Say Yes to Education is a great idea: a nonprofit that, one community at a time, creates a fund intended to help the students of that area pay for college. Guilford County was accepted into the program last week after amassing $32.5 million of the $70 million necessary to start a fund.

Early money came from individuals — some of whom wished to remain anonymous — philanthropic foundations and private corporations.

And it couldn’t come at a better time.

Across the Triad and the rest of the state, students have been grapping with the high cost of tuition — the UNC System has seen two tuition increases since 2011. And there are not enough advanced-degree holders in the county to fill some of the new jobs being created there, particularly in nanotechnology and aerospace.

Though there are seven colleges and universities in Guilford County as well as a law school and a community college, just a third of its residents have advanced degrees, more than in the rest of the state but significantly below the national average of 40 percent.
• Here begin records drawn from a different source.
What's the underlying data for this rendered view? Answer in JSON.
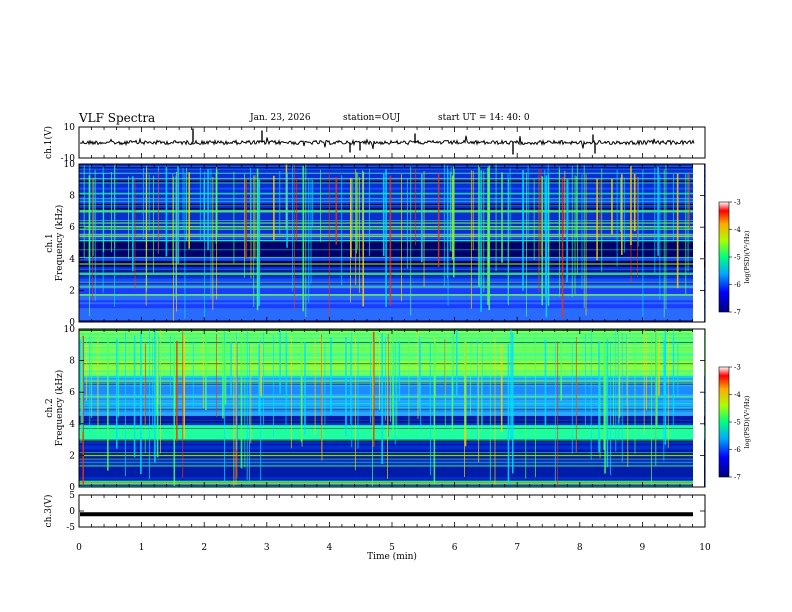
{
  "header": {
    "title": "VLF Spectra",
    "date": "Jan. 23, 2026",
    "station": "station=OUJ",
    "start": "start  UT =   14: 40: 0"
  },
  "colors": {
    "line": "#000000",
    "frame": "#000000"
  },
  "chart_data": [
    {
      "type": "line",
      "id": "ch1",
      "ylabel": "ch.1(V)",
      "ylim": [
        -10,
        10
      ],
      "yticks": [
        10,
        -10
      ],
      "xlim": [
        0,
        10
      ],
      "baseline": 0,
      "note": "noisy waveform with sparse spikes"
    },
    {
      "type": "heatmap",
      "id": "spec1",
      "ylabel_top": "ch.1",
      "ylabel": "Frequency (kHz)",
      "ylim": [
        0,
        10
      ],
      "yticks": [
        "0",
        "2",
        "4",
        "6",
        "8",
        "10"
      ],
      "xlim": [
        0,
        10
      ],
      "colorbar": {
        "label": "log(PSD)(V²/Hz)",
        "range": [
          -7,
          -3
        ],
        "ticks": [
          "-3",
          "-4",
          "-5",
          "-6",
          "-7"
        ]
      }
    },
    {
      "type": "heatmap",
      "id": "spec2",
      "ylabel_top": "ch.2",
      "ylabel": "Frequency (kHz)",
      "ylim": [
        0,
        10
      ],
      "yticks": [
        "0",
        "2",
        "4",
        "6",
        "8",
        "10"
      ],
      "xlim": [
        0,
        10
      ],
      "colorbar": {
        "label": "log(PSD)(V²/Hz)",
        "range": [
          -7,
          -3
        ],
        "ticks": [
          "-3",
          "-4",
          "-5",
          "-6",
          "-7"
        ]
      }
    },
    {
      "type": "line",
      "id": "ch3",
      "ylabel": "ch.3(V)",
      "ylim": [
        -5,
        5
      ],
      "yticks": [
        5,
        0,
        -5
      ],
      "xlim": [
        0,
        10
      ],
      "baseline": -1
    }
  ],
  "xaxis": {
    "label": "Time (min)",
    "ticks": [
      "0",
      "1",
      "2",
      "3",
      "4",
      "5",
      "6",
      "7",
      "8",
      "9",
      "10"
    ]
  }
}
Say Yes directly addresses that deficit.

But more than these immediate benefits, Say Yes to Education acknowledges that the entire community benefits from an educated populace. It emphasizes the importance of education in a state that often seems to marginalize it. It pushes students back towards public education — only Guilford County Schools students are eligible for the grants — at a time when people are turning away from this important resource. And even more, it gives a path to higher education to thousands of kids who otherwise might not be able to attain it.

A person with a college degree will — on average over her working life — earn $1 million more than a person without, and each year the price of tuition moves even further out of reach for most of the people in Guilford County, where a year at a state school is equal to 15 percent of its median household income.

More than just lip service, Say Yes actually does something to support those kids as they pursue their potential, giving them — and their parents — a gift of hope.

And until working people are paid enough to send their kids to college like they did just a couple generations ago, Say Yes is a necessary bridge.